In some ways, entanglement just means that something can’t happen, or that certain possibilities are less likely. Suppose you have two experiments that each have the outcome 0 or 1. We’ll represent two 0 measurements as |00> (so-balled bra-ket notation). The complete set of measurements is then (ignoring the overall scaling):
|00> + |01> + |10> + |11>

No entanglement there; each possible outcome has equal probability. But the set of measurements could be this instead:
|00> + |11>

In that case, the results of the two experiments are entangled (say, because they measured the spin of entangled particles).

There are intermediate possibilities as well. In the general case, our results could be:
a|00> + b|01> + c|10> + d|11>

Where a, b, c, and d are independent constants, subject to the constraint that |a|2+|b|2+|c|2+|d|2 = 1 (i.e., the probabilities sum to 1).

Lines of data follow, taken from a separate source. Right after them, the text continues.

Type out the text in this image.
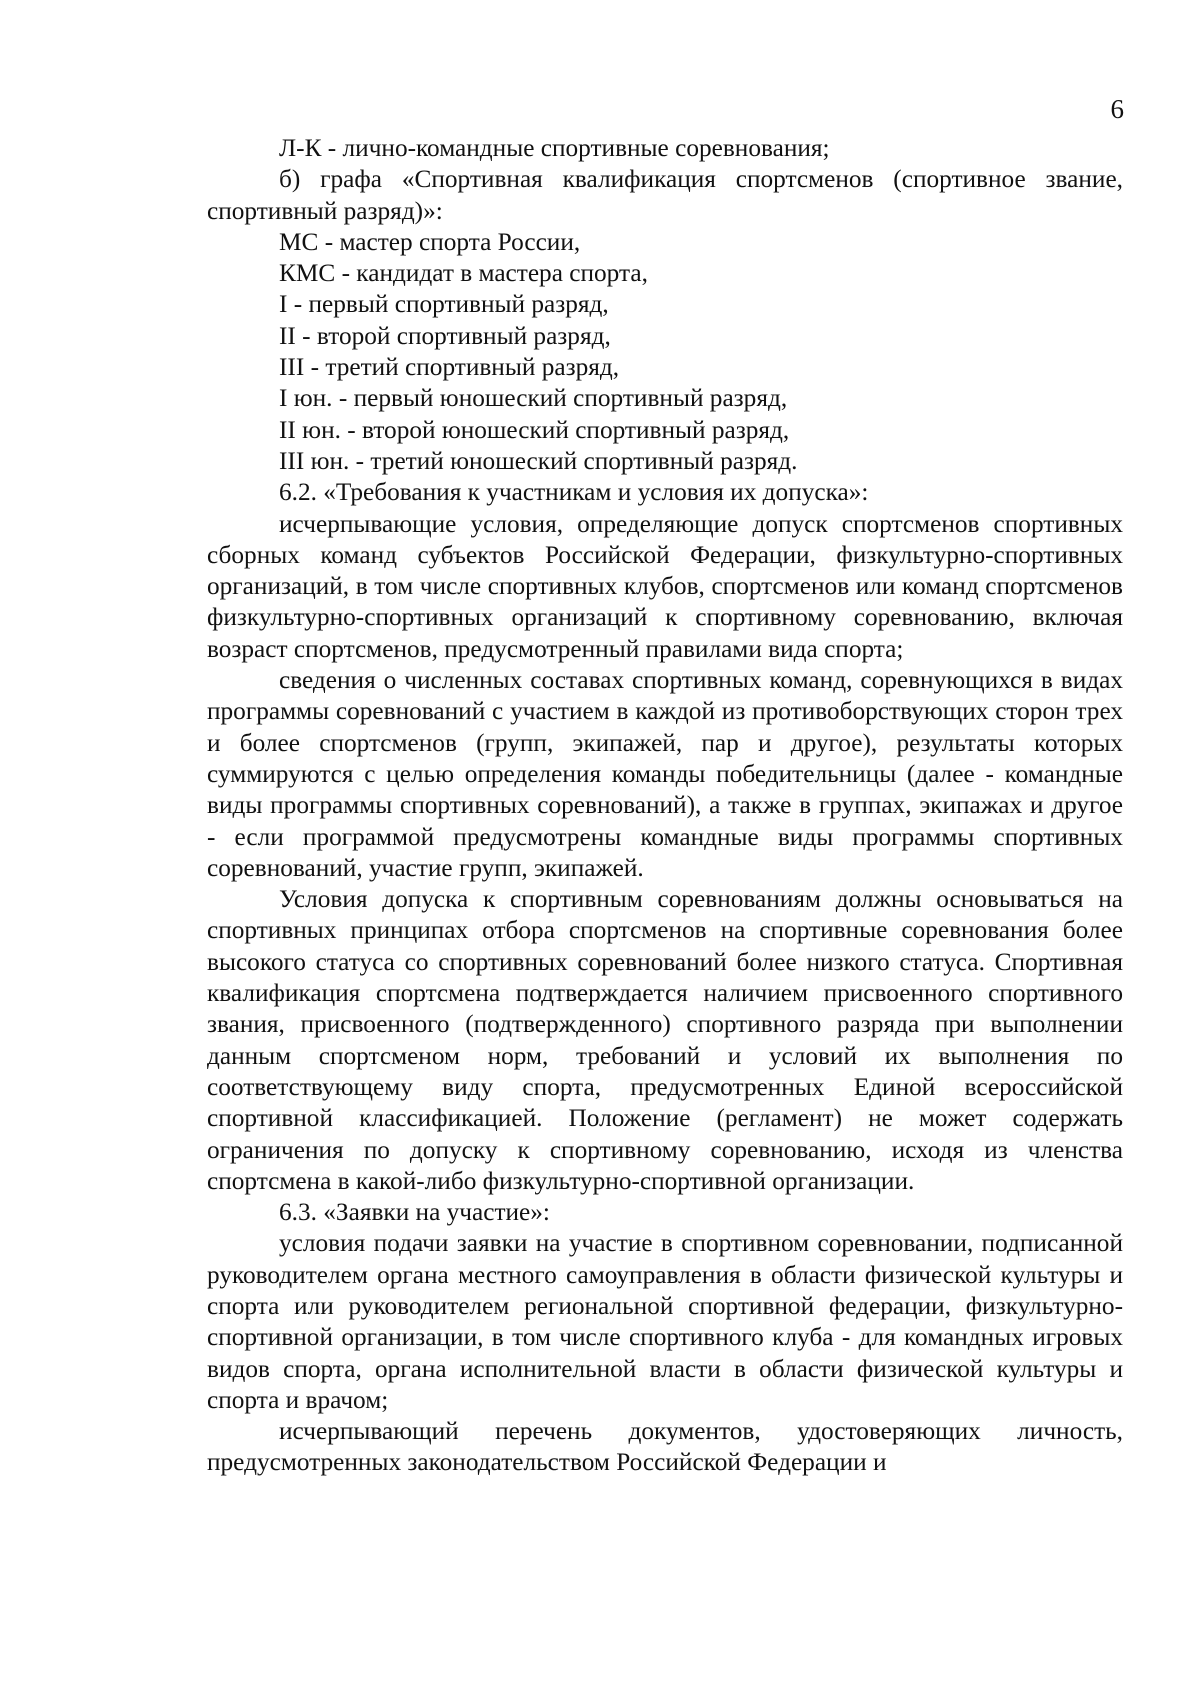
6

Л-К - лично-командные спортивные соревнования;

б) графа «Спортивная квалификация спортсменов (спортивное звание, спортивный разряд)»:

МС - мастер спорта России,

КМС - кандидат в мастера спорта,

I - первый спортивный разряд,

II - второй спортивный разряд,

III - третий спортивный разряд,

I юн. - первый юношеский спортивный разряд,

II юн. - второй юношеский спортивный разряд,

III юн. - третий юношеский спортивный разряд.

6.2. «Требования к участникам и условия их допуска»:

исчерпывающие условия, определяющие допуск спортсменов спортивных сборных команд субъектов Российской Федерации, физкультурно-спортивных организаций, в том числе спортивных клубов, спортсменов или команд спортсменов физкультурно-спортивных организаций к спортивному соревнованию, включая возраст спортсменов, предусмотренный правилами вида спорта;

сведения о численных составах спортивных команд, соревнующихся в видах программы соревнований с участием в каждой из противоборствующих сторон трех и более спортсменов (групп, экипажей, пар и другое), результаты которых суммируются с целью определения команды победительницы (далее - командные виды программы спортивных соревнований), а также в группах, экипажах и другое - если программой предусмотрены командные виды программы спортивных соревнований, участие групп, экипажей.

Условия допуска к спортивным соревнованиям должны основываться на спортивных принципах отбора спортсменов на спортивные соревнования более высокого статуса со спортивных соревнований более низкого статуса. Спортивная квалификация спортсмена подтверждается наличием присвоенного спортивного звания, присвоенного (подтвержденного) спортивного разряда при выполнении данным спортсменом норм, требований и условий их выполнения по соответствующему виду спорта, предусмотренных Единой всероссийской спортивной классификацией. Положение (регламент) не может содержать ограничения по допуску к спортивному соревнованию, исходя из членства спортсмена в какой-либо физкультурно-спортивной организации.

6.3. «Заявки на участие»:

условия подачи заявки на участие в спортивном соревновании, подписанной руководителем органа местного самоуправления в области физической культуры и спорта или руководителем региональной спортивной федерации, физкультурно-спортивной организации, в том числе спортивного клуба - для командных игровых видов спорта, органа исполнительной власти в области физической культуры и спорта и врачом;

исчерпывающий перечень документов, удостоверяющих личность, предусмотренных законодательством Российской Федерации и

The best answer IMO would be that the entanglement is a property of the system under study. You can see this illustrated well in the previous answers as they talk about the quantum state, which is the quantum description of the system. Of course the idea of an isolated system with two paricles entangled with each other and nothing else is a useful fiction. That system is an inseperable part of a larger system and so on, until you get to the level of the Universe as a whole. That’s why the basic idea of many worlds theory is quite natural one in quantum mechanics.

There aren though hidden variable theories consistent with quantum mechanics, the most famous of these is Bohmian mechanics. In Bohmian mechanics the correlation doesn’t arise from the properties of particles, it arises from the quantum potential. The quantum potential is non-local and is defined on the configuration space of the system. Even in a hidden variables theory, entanglement remains a non-localized property of the system as a whole.